Hammer pole axes were another popular ax of this era (18th-19th c.), but with very rare exception, were not used by the native peoples. These types were carried by soldiers, fur traders, explorers, etc. Some were mostly for tool use first, but also as a weapon in a pinch. Here are two early examples. The smaller piece is a true tool ax from around the time of the American Revolution. The 'hammer' end was indeed used for driving in nails/pegs. Note the nail pulling slot is a much later addition to this ax, which was drilled out and cut to form the slot.

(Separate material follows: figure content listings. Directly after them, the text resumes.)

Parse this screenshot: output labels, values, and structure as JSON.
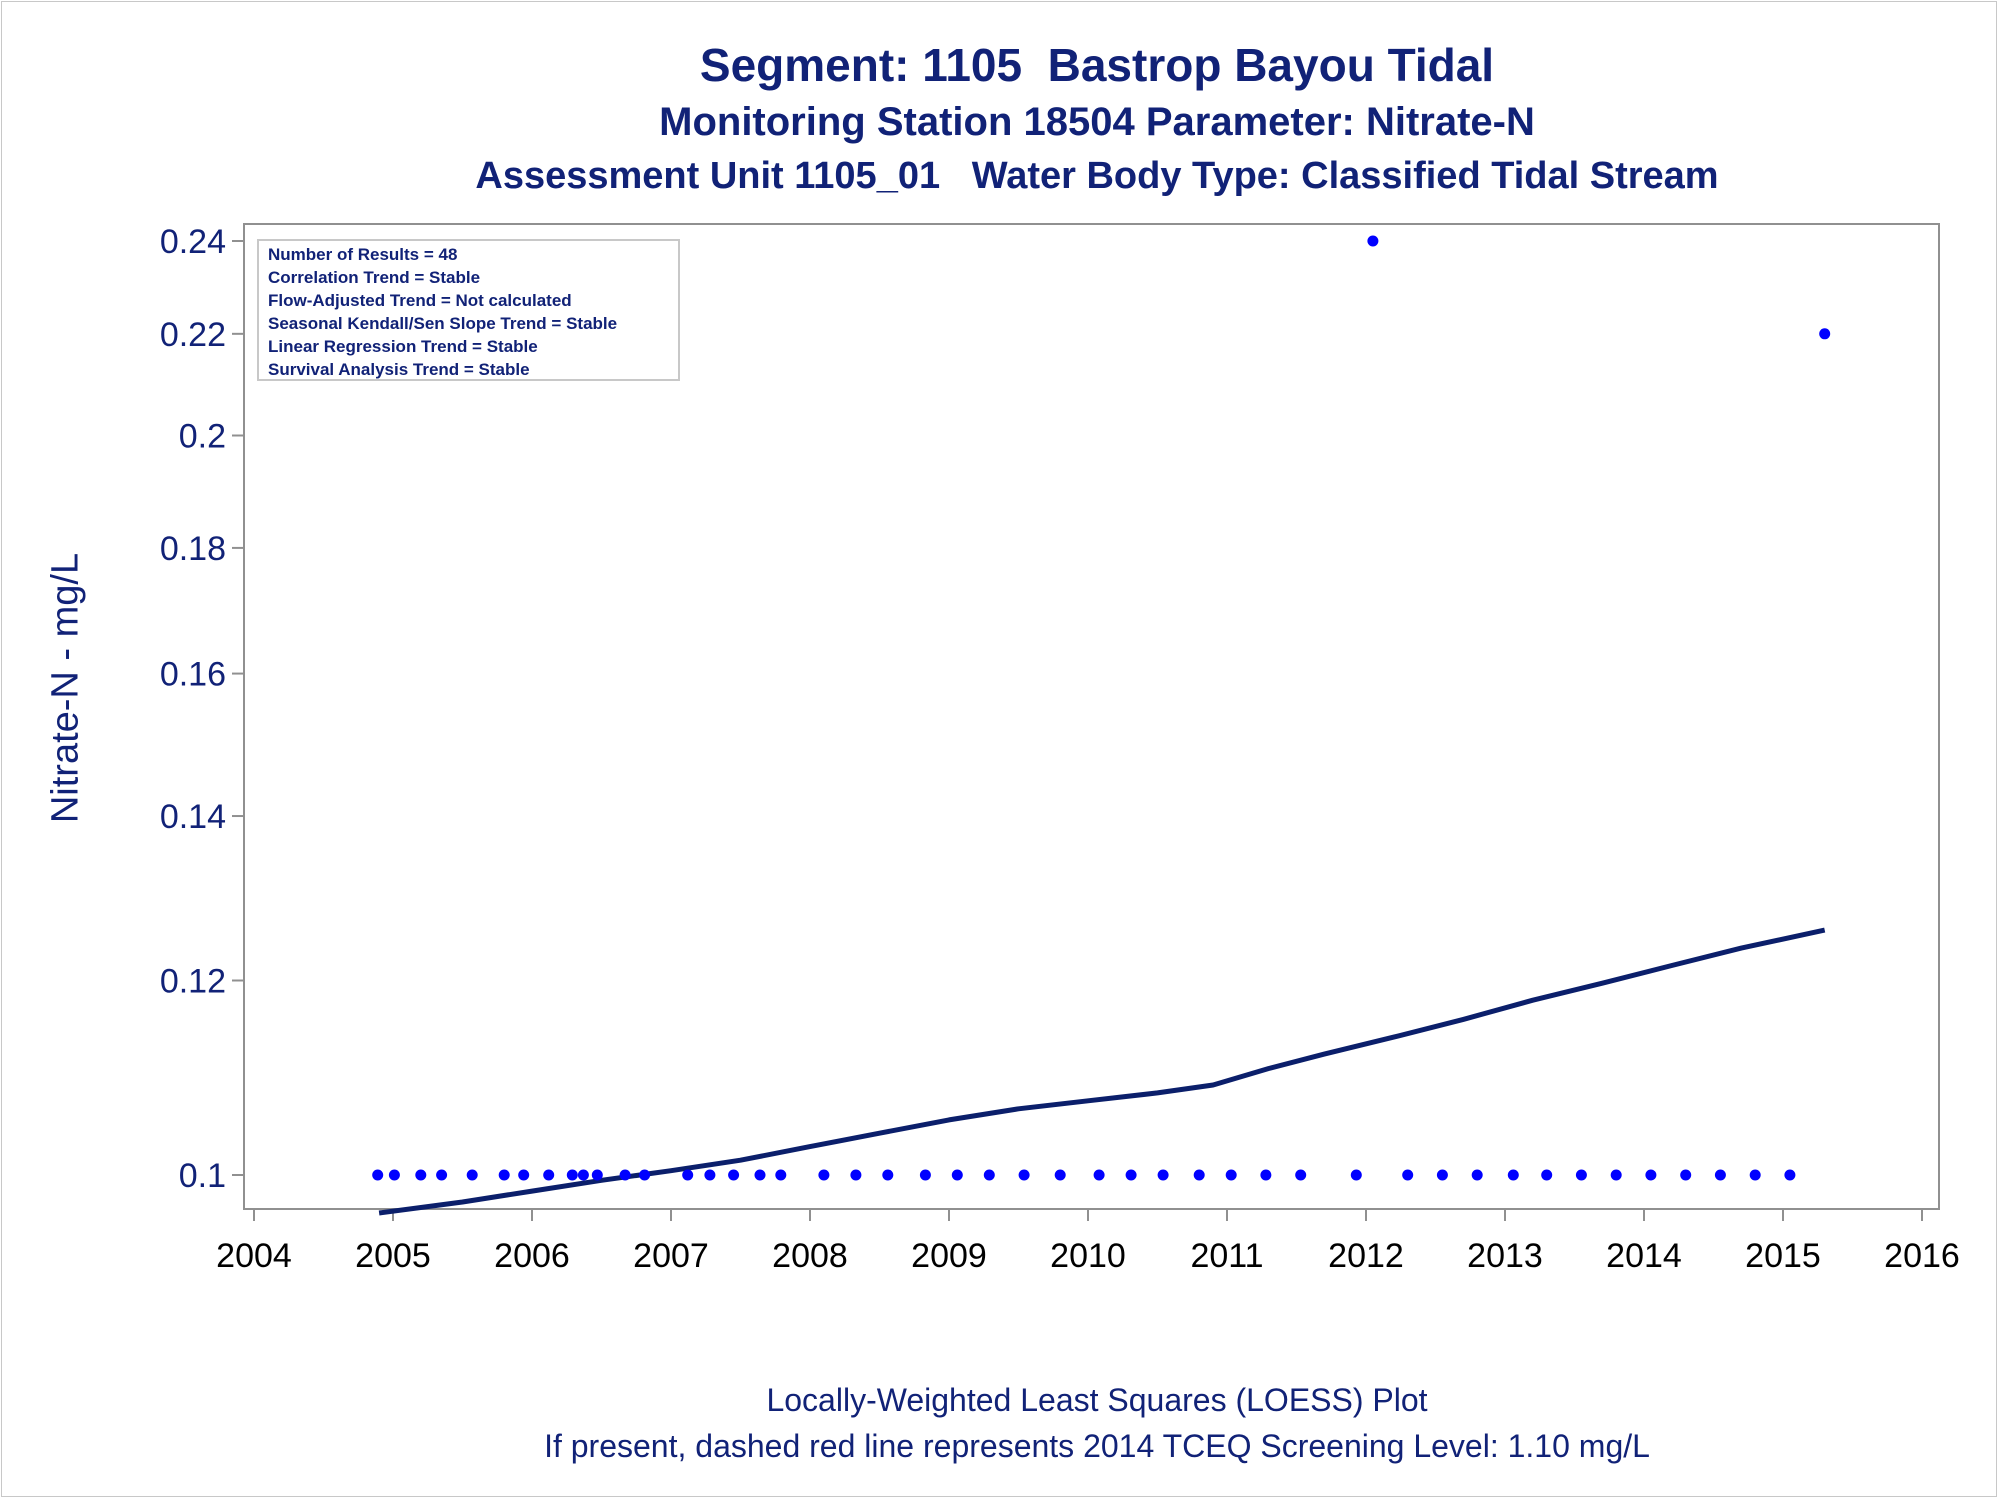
{
  "titles": {
    "line1": "Segment: 1105  Bastrop Bayou Tidal",
    "line2": "Monitoring Station 18504 Parameter: Nitrate-N",
    "line3": "Assessment Unit 1105_01   Water Body Type: Classified Tidal Stream"
  },
  "footnotes": {
    "line1": "Locally-Weighted Least Squares (LOESS) Plot",
    "line2": "If present, dashed red line represents 2014 TCEQ Screening Level: 1.10 mg/L"
  },
  "stats_box": [
    "Number of Results = 48",
    "Correlation Trend = Stable",
    "Flow-Adjusted Trend = Not calculated",
    "Seasonal Kendall/Sen Slope Trend = Stable",
    "Linear Regression Trend = Stable",
    "Survival Analysis Trend = Stable"
  ],
  "colors": {
    "text": "#112277",
    "points": "#0000ff",
    "loess": "#0b1f6b",
    "axis": "#909090"
  },
  "chart_data": {
    "type": "scatter",
    "ylabel": "Nitrate-N - mg/L",
    "xlim": [
      2004,
      2016
    ],
    "ylim": [
      0.095,
      0.243
    ],
    "y_scale": "log",
    "xticks": [
      2004,
      2005,
      2006,
      2007,
      2008,
      2009,
      2010,
      2011,
      2012,
      2013,
      2014,
      2015,
      2016
    ],
    "yticks": [
      0.1,
      0.12,
      0.14,
      0.16,
      0.18,
      0.2,
      0.22,
      0.24
    ],
    "ytick_labels": [
      "0.1",
      "0.12",
      "0.14",
      "0.16",
      "0.18",
      "0.2",
      "0.22",
      "0.24"
    ],
    "points": [
      {
        "x": 2004.89,
        "y": 0.1
      },
      {
        "x": 2005.01,
        "y": 0.1
      },
      {
        "x": 2005.2,
        "y": 0.1
      },
      {
        "x": 2005.35,
        "y": 0.1
      },
      {
        "x": 2005.57,
        "y": 0.1
      },
      {
        "x": 2005.8,
        "y": 0.1
      },
      {
        "x": 2005.94,
        "y": 0.1
      },
      {
        "x": 2006.12,
        "y": 0.1
      },
      {
        "x": 2006.29,
        "y": 0.1
      },
      {
        "x": 2006.37,
        "y": 0.1
      },
      {
        "x": 2006.47,
        "y": 0.1
      },
      {
        "x": 2006.67,
        "y": 0.1
      },
      {
        "x": 2006.81,
        "y": 0.1
      },
      {
        "x": 2007.12,
        "y": 0.1
      },
      {
        "x": 2007.28,
        "y": 0.1
      },
      {
        "x": 2007.45,
        "y": 0.1
      },
      {
        "x": 2007.64,
        "y": 0.1
      },
      {
        "x": 2007.79,
        "y": 0.1
      },
      {
        "x": 2008.1,
        "y": 0.1
      },
      {
        "x": 2008.33,
        "y": 0.1
      },
      {
        "x": 2008.56,
        "y": 0.1
      },
      {
        "x": 2008.83,
        "y": 0.1
      },
      {
        "x": 2009.06,
        "y": 0.1
      },
      {
        "x": 2009.29,
        "y": 0.1
      },
      {
        "x": 2009.54,
        "y": 0.1
      },
      {
        "x": 2009.8,
        "y": 0.1
      },
      {
        "x": 2010.08,
        "y": 0.1
      },
      {
        "x": 2010.31,
        "y": 0.1
      },
      {
        "x": 2010.54,
        "y": 0.1
      },
      {
        "x": 2010.8,
        "y": 0.1
      },
      {
        "x": 2011.03,
        "y": 0.1
      },
      {
        "x": 2011.28,
        "y": 0.1
      },
      {
        "x": 2011.53,
        "y": 0.1
      },
      {
        "x": 2011.93,
        "y": 0.1
      },
      {
        "x": 2012.05,
        "y": 0.24
      },
      {
        "x": 2012.3,
        "y": 0.1
      },
      {
        "x": 2012.55,
        "y": 0.1
      },
      {
        "x": 2012.8,
        "y": 0.1
      },
      {
        "x": 2013.06,
        "y": 0.1
      },
      {
        "x": 2013.3,
        "y": 0.1
      },
      {
        "x": 2013.55,
        "y": 0.1
      },
      {
        "x": 2013.8,
        "y": 0.1
      },
      {
        "x": 2014.05,
        "y": 0.1
      },
      {
        "x": 2014.3,
        "y": 0.1
      },
      {
        "x": 2014.55,
        "y": 0.1
      },
      {
        "x": 2014.8,
        "y": 0.1
      },
      {
        "x": 2015.05,
        "y": 0.1
      },
      {
        "x": 2015.3,
        "y": 0.22
      }
    ],
    "loess_line": [
      {
        "x": 2004.9,
        "y": 0.0965
      },
      {
        "x": 2005.5,
        "y": 0.0975
      },
      {
        "x": 2006.0,
        "y": 0.0985
      },
      {
        "x": 2006.5,
        "y": 0.0995
      },
      {
        "x": 2007.0,
        "y": 0.1004
      },
      {
        "x": 2007.5,
        "y": 0.1014
      },
      {
        "x": 2008.0,
        "y": 0.1027
      },
      {
        "x": 2008.5,
        "y": 0.104
      },
      {
        "x": 2009.0,
        "y": 0.1053
      },
      {
        "x": 2009.5,
        "y": 0.1064
      },
      {
        "x": 2010.0,
        "y": 0.1072
      },
      {
        "x": 2010.5,
        "y": 0.108
      },
      {
        "x": 2010.9,
        "y": 0.1088
      },
      {
        "x": 2011.3,
        "y": 0.1105
      },
      {
        "x": 2011.7,
        "y": 0.112
      },
      {
        "x": 2012.2,
        "y": 0.1138
      },
      {
        "x": 2012.7,
        "y": 0.1157
      },
      {
        "x": 2013.2,
        "y": 0.1178
      },
      {
        "x": 2013.7,
        "y": 0.1197
      },
      {
        "x": 2014.2,
        "y": 0.1217
      },
      {
        "x": 2014.7,
        "y": 0.1237
      },
      {
        "x": 2015.3,
        "y": 0.1258
      }
    ]
  }
}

Compare the smaller ax to the larger example and you will not the huge hammer end to the head. This end was NOT used as a tool, but served as a counter weight to give heft to the ax. This second example is a type known as a 'rifleman's belt ax', Second Pattern as identified by Hartzler's book and Neumann's 'Swords and Blades of the American Revolution'. If you didn't know what you were looking at, most would swear this is just a common shingling tool. This is why collecting these types can be tricky. Spike axes of old influenced the trench axes and fire axes and boy scout axes later!! Likewise, these hammer pole axe/tomahawks certainly morphed into the patterns of later tool axes. This ax is both tool and weapon and does deserve the title of 'tomahawk'. It should be noted that hammer pole tomahawks were issued to Sam Houston's 'Texican Army' and were used to graphic and bloody effect against Santa Anna's army after the Alamo. Likewise, Davie Crochet himself carried a presentation hammer pole tomahawk presented to him by friends in the 1820's.